En el recuerdo de esos viejos entra la capacidad del escritor para mirar con atención a sus personajes. Tito Gil es un hombre maduro que quiso ser actor y rodó por el mundo y por sus propias ilusiones, sin mucha suerte, pero también sin muchas tragedias, hasta volver al pueblo en el que fue niño. Paula es una mujer que poco a poco se dejó atrapar por las rutinas y los sometimientos que la sociedad suele imponer sobre las mujeres. Todos merecemos respeto porque todos somos una medianía. Somos mucho, porque no somos nada. Tito y Paula son rodeados por amigos, parejas, compañeros de trabajo, guardias municipales, conocidos, desconocidos, en un mundo que es una larga enumeración de nombres propios, oficios, estaciones, ciudades, camas, amaneceres, anocheceres, aquello que puede estar quieto en una habitación o salir y entrar por una puerta. El mundo es una enumeración y los personajes también porque, más allá de las simplificaciones, en una persona caben muchas formas de ser, de estar, de sentir, de temer, de resistir, de amar o de acostumbrarse al desamor. La maestría con la que Luis Landero mira en el interior de la vida común lo convierte en un maestro a la hora de crear personajes. No hay que ser un héroe para merecer compasión o respeto.
La escritura es una forma de hacerte dueño de la imaginación, una resistencia ante las simplificaciones pesimistas del mal. Paula puede quedarse dormida en un tren, Tito puede volver al pueblo en el que fue niño, el argumento puede facilitar una historia de amor. El pueblo quedará vacío y la comunidad no podrá salvar su futuro con la celebración de la fiesta, porque la vida es un negocio que no cubre gastos. Pero los lectores aprendemos a esperar y, sobre todo, aprendemos a conocer por dentro la humanidad de cada personaje, la dignidad de cada persona, el sentido último de los derechos humanos.

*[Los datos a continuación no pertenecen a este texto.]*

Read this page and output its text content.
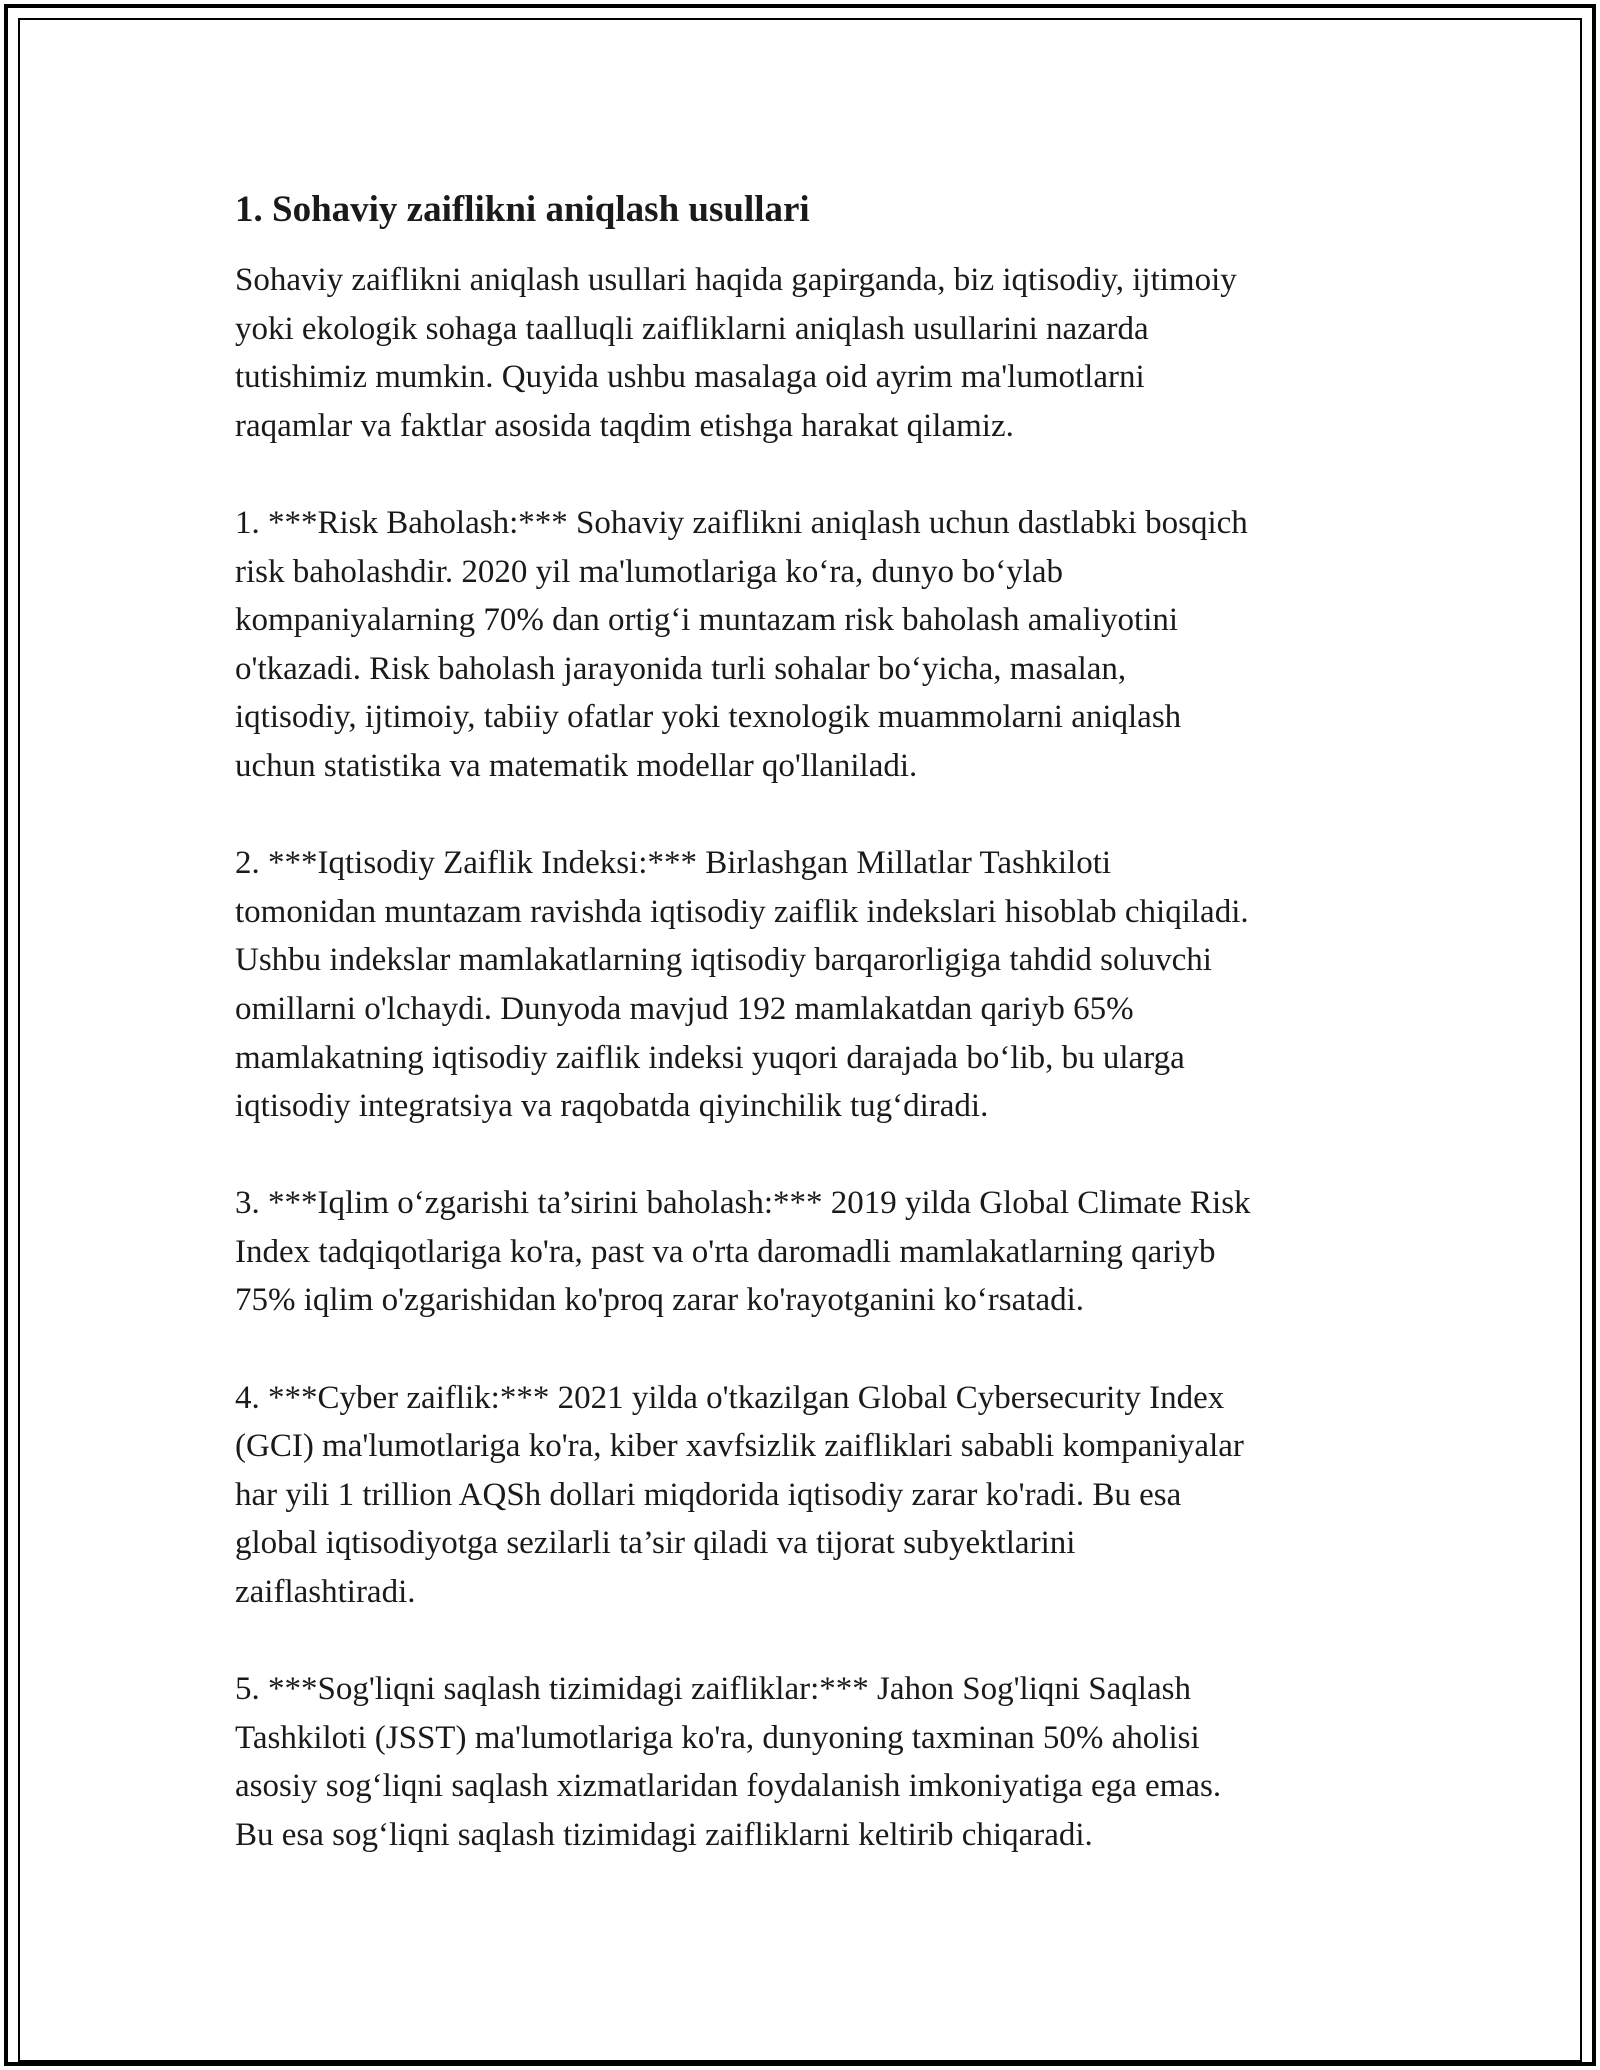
1. Sohaviy zaiflikni aniqlash usullari

Sohaviy zaiflikni aniqlash usullari haqida gapirganda, biz iqtisodiy, ijtimoiy
yoki ekologik sohaga taalluqli zaifliklarni aniqlash usullarini nazarda
tutishimiz mumkin. Quyida ushbu masalaga oid ayrim ma'lumotlarni
raqamlar va faktlar asosida taqdim etishga harakat qilamiz.

1. ***Risk Baholash:*** Sohaviy zaiflikni aniqlash uchun dastlabki bosqich
risk baholashdir. 2020 yil ma'lumotlariga koʻra, dunyo boʻylab
kompaniyalarning 70% dan ortigʻi muntazam risk baholash amaliyotini
o'tkazadi. Risk baholash jarayonida turli sohalar boʻyicha, masalan,
iqtisodiy, ijtimoiy, tabiiy ofatlar yoki texnologik muammolarni aniqlash
uchun statistika va matematik modellar qo'llaniladi.

2. ***Iqtisodiy Zaiflik Indeksi:*** Birlashgan Millatlar Tashkiloti
tomonidan muntazam ravishda iqtisodiy zaiflik indekslari hisoblab chiqiladi.
Ushbu indekslar mamlakatlarning iqtisodiy barqarorligiga tahdid soluvchi
omillarni o'lchaydi. Dunyoda mavjud 192 mamlakatdan qariyb 65%
mamlakatning iqtisodiy zaiflik indeksi yuqori darajada boʻlib, bu ularga
iqtisodiy integratsiya va raqobatda qiyinchilik tugʻdiradi.

3. ***Iqlim oʻzgarishi ta’sirini baholash:*** 2019 yilda Global Climate Risk
Index tadqiqotlariga ko'ra, past va o'rta daromadli mamlakatlarning qariyb
75% iqlim o'zgarishidan ko'proq zarar ko'rayotganini koʻrsatadi.

4. ***Cyber zaiflik:*** 2021 yilda o'tkazilgan Global Cybersecurity Index
(GCI) ma'lumotlariga ko'ra, kiber xavfsizlik zaifliklari sababli kompaniyalar
har yili 1 trillion AQSh dollari miqdorida iqtisodiy zarar ko'radi. Bu esa
global iqtisodiyotga sezilarli ta’sir qiladi va tijorat subyektlarini
zaiflashtiradi.

5. ***Sog'liqni saqlash tizimidagi zaifliklar:*** Jahon Sog'liqni Saqlash
Tashkiloti (JSST) ma'lumotlariga ko'ra, dunyoning taxminan 50% aholisi
asosiy sogʻliqni saqlash xizmatlaridan foydalanish imkoniyatiga ega emas.
Bu esa sogʻliqni saqlash tizimidagi zaifliklarni keltirib chiqaradi.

Que Paula y Tito se enamoren y comiencen una nueva vida supone un final feliz, un modo de seguir negociando con nosotros mismos y con la palabra esperanza. No es que seamos dueños de nuestros destinos, pero sí conviene, frente al mal y al bien, que nos tomemos en serio nuestra forma de ser.
La lectura es una buena forma de pasar el tiempo porque no enseña a esperar. No se trata de matar el tiempo, una expresión antipática, agresiva, impotente. Nos escandaliza el sentimiento una matanza de niños, mujeres y ancianos, porque no tienen uniforme. Pero incluso matar a gente con uniforme, ya sea el militar o el de preso condenado por los tribunales de justicia, es el síntoma de un fracaso, el naufragio de un contrato social que aspiraba a escribir el destino optimista de una comunidad. Los pueblos que quieren salvarse a través de una matanza están tan perdidos de sí mismos como las personas que ya no pueden pensar con optimismo en la dignidad de su futuro. Saber esperar no significa matar el tiempo, sino hacerte en lo posible dueño del tiempo que pasa, mantener los ojos atentos hacia una puerta, la de un bar, un tren, una oficina o una casa, la puerta que puede abrirse para que entre la noticia o la persona capaz de cambiar el rumbo de lo que parece sentenciado.